Suppose the degree of a tangent to a plane is 5.67. If it’s a right angle, the measure of the degree of the tangent is the angle between the two straight lines passing through the point of the tangent.
Answer choice B: 52.5 degree
Identifying an isosceles right triangle is a great way to learn about a math concept. The “not drawn to scale” notation is especially helpful when attempting to identify an isosceles right triangle. For example, what are the angles of a triangle if you are looking for the side XY and side YZ? A triangle with sides XY and YZ is an isosceles right triangle.

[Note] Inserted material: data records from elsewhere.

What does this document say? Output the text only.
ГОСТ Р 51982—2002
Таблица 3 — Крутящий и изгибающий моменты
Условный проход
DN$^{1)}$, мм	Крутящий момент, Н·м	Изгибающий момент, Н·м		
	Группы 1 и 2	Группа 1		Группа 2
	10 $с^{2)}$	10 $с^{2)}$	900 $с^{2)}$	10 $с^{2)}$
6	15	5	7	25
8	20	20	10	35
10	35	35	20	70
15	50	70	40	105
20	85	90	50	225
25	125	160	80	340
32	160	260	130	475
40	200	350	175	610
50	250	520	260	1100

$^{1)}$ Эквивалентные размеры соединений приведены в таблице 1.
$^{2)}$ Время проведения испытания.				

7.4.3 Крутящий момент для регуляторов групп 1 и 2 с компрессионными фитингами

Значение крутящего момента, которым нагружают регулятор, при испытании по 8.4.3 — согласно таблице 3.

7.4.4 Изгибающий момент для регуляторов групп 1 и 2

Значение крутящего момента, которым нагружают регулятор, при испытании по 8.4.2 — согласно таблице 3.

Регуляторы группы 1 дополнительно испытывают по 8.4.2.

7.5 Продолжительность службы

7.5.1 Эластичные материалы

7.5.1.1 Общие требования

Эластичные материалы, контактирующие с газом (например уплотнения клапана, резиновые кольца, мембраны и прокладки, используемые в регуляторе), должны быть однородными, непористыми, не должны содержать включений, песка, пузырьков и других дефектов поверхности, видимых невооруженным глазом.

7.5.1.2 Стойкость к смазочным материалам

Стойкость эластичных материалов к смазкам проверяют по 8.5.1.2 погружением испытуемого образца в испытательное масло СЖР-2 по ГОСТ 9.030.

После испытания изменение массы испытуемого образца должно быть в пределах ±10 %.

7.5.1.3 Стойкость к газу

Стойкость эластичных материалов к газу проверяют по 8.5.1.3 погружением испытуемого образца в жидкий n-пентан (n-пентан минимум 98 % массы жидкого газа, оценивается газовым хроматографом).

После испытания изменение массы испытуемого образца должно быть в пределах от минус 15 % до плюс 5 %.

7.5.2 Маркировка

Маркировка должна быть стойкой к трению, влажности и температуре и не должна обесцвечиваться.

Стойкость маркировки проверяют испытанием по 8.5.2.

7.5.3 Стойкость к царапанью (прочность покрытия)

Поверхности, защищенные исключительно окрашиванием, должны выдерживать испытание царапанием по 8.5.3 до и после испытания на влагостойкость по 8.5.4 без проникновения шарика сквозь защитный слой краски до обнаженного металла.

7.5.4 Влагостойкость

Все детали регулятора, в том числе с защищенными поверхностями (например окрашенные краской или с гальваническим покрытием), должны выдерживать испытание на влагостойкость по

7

The SAT tests the wits of its students with a variety of math questions, including the ones above. This question can be solved in the traditional manner or by answering the question first, then doing the math. A little bit of math is always better than no math at all, and you will have a better chance of doing well in the SAT if you practice a few times before sitting for the test.
Answer choice C: 63 degree
Choosing an answer choice C: 63 degree of an angle whose tangent is 5.67 is a great choice for this problem. You need to figure out how long side a is and which segment of side a meets side c in a right angle. If you use the half angle formula, you will find that the angle between the two sides of the bed is 22 degrees and that side a is 6.0 miles long. You can also use the fractional formula, which gives you the fraction of the angle that the top and bottom meet. It can be cleaned up by multiplying the top and bottom by 2 – 2.
Using the formula, you will find that the tangent to the angle is 5.67 degrees. However, you can also calculate the tangent using the half angle formula. You can also calculate the tangent using the formula by dividing the sine by the cosine.